Pourquoi les modèles plus grands apprennent davantage : Effets de la capacité, de l’interférence et de la rétention des tâches rares
Pourquoi les modèles plus grands apprennent davantage : Effets de la capacité, de l’interférence et de la rétention des tâches rares
Jing Huang Daniel Wurgaft Rachit Bansal Laura Ruis Naomi Saphra David Alvarez-Melis Andrew Lampinen Christopher Potts Ekdeep Singh Lubana
Résumé
Les modèles de grande taille apprennent des tâches que les petits modèles ne parviennent pas à apprendre. Qu’est-ce qui explique ce phénomène ? Nous formulons un argument phénoménologique simple indiquant que la mise à l’échelle suivant une loi de puissance suggère déjà qu’un modèle plus large sera capable d’apprendre une partie de la distribution de données qu’un modèle plus petit ne peut pas apprendre, même avec une quantité infinie de données d’entraînement. Pour valider cette hypothèse et en identifier les causes, nous étudions les effets de la mise à l’échelle des modèles dans un cadre synthétique composé d’un mélange de tâches présentant des courbes de mise à l’échelle monotones. Les résultats indiquent une compétition induite par les données pour l’accès aux ressources (neurones). Spécifiquement, les petits modèles allouent leurs neurones aux tâches de haute fréquence ou de faible complexité, et apprennent ainsi des solutions quiperformance médiocre sur les tâches rares et complexes. De plus, cela se produit même lorsque des solutions capables d’exprimer la tâche souhaitée existent.

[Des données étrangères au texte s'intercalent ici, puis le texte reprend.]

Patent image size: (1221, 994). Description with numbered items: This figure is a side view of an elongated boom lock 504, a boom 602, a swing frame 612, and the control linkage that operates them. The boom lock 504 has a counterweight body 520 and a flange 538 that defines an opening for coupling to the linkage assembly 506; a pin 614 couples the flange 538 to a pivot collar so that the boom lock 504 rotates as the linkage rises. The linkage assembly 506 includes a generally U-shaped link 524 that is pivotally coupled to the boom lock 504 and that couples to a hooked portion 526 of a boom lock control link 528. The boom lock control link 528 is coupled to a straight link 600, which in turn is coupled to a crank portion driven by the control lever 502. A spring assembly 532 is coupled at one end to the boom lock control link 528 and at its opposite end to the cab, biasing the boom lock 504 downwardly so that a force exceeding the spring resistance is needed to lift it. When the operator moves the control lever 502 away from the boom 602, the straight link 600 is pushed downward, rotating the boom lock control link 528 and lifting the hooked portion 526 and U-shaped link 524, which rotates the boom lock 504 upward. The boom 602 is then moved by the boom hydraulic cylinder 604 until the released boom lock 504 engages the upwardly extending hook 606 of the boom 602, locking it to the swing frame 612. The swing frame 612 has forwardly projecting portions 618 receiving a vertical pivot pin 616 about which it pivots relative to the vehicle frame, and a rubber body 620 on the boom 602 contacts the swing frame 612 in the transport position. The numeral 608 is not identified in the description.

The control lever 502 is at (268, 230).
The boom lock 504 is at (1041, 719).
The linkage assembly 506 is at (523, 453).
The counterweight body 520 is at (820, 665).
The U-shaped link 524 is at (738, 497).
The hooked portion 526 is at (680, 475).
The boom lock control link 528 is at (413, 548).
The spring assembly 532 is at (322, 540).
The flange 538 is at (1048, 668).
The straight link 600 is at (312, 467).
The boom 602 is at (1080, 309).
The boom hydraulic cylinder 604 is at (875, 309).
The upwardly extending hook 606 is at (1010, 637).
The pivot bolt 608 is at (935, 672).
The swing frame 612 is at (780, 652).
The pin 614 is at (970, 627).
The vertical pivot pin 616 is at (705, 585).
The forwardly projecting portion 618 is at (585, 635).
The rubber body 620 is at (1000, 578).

Nous évaluons ensuite comment un modèle plus large contourne ce goulot d’étranglement centré sur les données, et nous constatons que cela provient d’un mécanisme de réduction de l’interférence : les grands modèles peuvent allouer suffisamment de ressources aux tâches courantes, de sorte que les mises à jour de gradient pour ces tâches deviennent faibles, ce qui signifie qu’elles ne surécrasent pas les caractéristiques des tâches rares alors qu’elles s’accumulent lentement. Enfin, afin de valider davantage ces affirmations, nous pré-entrainons les modèles OLMo (de 4M à 4B paramètres) sur des tâches nouvelles présentant différentes fréquences et complexités.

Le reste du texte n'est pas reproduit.